Four years ago, about 42 percent of undergraduates took out private and federal student loans, but that number declined to roughly 38 percent in the 2015-2016 academic year. Thirty-six percent took out federal loans, down from 40 percent four years earlier.
Meanwhile, only 4 percent of parents took out loans for their children through the federal PLUS program, about the same amount as the previous survey, though the average amount borrowed rose to $14,000, from $12,100.
Sixty-three percent of undergraduates were awarded grant aid, compared to 59 percent in 2011-2012. It appears that states and universities were more generous with grants as they recovered from the worst of the recession. A quarter of students received scholarships from their schools, an increase of 5 percentage points.
Meanwhile, states doled out grants to 22 percent of undergraduates surveyed in the 2015-2016 academic year, compared to 15 percent four years earlier, according to the survey. Still, the growth in state-funded student aid has been slow in recent years.
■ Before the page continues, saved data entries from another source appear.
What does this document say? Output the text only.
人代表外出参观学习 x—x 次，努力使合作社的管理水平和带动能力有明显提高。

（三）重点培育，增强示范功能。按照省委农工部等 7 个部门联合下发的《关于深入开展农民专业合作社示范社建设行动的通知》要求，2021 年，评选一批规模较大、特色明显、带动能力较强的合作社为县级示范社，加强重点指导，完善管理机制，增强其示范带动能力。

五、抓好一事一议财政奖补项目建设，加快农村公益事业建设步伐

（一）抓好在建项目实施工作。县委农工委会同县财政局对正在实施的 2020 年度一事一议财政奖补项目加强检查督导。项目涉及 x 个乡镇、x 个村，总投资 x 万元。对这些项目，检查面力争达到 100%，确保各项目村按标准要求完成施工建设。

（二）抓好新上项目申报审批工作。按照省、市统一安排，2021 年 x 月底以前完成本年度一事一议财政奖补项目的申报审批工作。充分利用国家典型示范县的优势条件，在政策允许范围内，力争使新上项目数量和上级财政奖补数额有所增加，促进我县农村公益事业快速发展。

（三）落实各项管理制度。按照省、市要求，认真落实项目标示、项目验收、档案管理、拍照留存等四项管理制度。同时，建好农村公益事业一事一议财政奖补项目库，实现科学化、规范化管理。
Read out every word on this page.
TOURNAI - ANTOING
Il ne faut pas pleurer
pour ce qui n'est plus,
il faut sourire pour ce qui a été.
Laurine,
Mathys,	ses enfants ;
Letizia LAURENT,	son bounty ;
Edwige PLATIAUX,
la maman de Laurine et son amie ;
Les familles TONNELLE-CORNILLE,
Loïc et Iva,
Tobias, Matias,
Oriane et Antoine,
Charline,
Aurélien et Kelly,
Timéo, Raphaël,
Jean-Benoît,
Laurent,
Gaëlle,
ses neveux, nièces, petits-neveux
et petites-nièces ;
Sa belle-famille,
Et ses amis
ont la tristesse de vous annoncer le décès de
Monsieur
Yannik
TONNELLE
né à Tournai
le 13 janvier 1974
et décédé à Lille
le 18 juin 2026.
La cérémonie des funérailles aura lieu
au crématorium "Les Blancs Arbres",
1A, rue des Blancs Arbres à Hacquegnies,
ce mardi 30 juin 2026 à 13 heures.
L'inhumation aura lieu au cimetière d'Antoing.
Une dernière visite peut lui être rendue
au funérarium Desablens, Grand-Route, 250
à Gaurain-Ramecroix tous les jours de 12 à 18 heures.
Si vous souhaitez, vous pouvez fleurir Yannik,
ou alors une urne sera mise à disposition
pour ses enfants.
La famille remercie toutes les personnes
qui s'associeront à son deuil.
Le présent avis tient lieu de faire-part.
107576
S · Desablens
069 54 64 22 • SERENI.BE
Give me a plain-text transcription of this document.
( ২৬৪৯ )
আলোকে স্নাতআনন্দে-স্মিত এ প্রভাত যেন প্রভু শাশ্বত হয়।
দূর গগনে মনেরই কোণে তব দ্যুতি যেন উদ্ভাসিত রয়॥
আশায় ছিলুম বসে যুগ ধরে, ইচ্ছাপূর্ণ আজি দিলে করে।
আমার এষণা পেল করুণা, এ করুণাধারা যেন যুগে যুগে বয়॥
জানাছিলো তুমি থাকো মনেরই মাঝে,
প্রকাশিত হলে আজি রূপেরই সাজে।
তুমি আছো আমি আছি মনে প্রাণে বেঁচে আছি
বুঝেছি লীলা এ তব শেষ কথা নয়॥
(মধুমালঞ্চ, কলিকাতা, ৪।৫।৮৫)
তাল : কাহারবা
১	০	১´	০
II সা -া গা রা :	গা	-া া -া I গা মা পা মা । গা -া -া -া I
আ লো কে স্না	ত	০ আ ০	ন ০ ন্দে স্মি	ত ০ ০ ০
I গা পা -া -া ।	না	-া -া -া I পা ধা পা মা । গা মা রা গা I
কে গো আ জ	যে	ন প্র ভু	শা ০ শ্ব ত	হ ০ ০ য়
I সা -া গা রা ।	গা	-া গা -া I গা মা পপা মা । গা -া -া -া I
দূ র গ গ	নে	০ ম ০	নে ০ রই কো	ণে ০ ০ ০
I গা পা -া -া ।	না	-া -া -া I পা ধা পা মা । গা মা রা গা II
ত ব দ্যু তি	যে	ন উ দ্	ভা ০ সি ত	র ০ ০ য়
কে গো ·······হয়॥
A study from the National Association of State Student Grant and Aid Programs found states awarded about $12.5 billion in financial aid in the 2015-2016 academic year, an increase of less than 1 percent from the prior year. About two-thirds of the money states awarded in 2015-2016 was based on financial need.
According to Tuesday’s report, the federal government provided roughly the same amount of grant aid for low-income students, with 39 percent of undergraduates receiving Pell Grants, compared to 41 percent four years earlier. Award recipients received an average of $3,700 in Pell dollars, up from $3,400 in 2011-2012.
Borrowing trends remained largely unchanged for graduate students. Forty-four percent took out student loans, a percentage point decline from the prior survey. Those who borrowed took out an average of $23,400, up from $21,400. The number of grad students with fellowships covering at least some of the cost of their degree dipped to 8 percent, from 12 percent. Those that were awarded fellowships received an average $13,400, down from $14,600.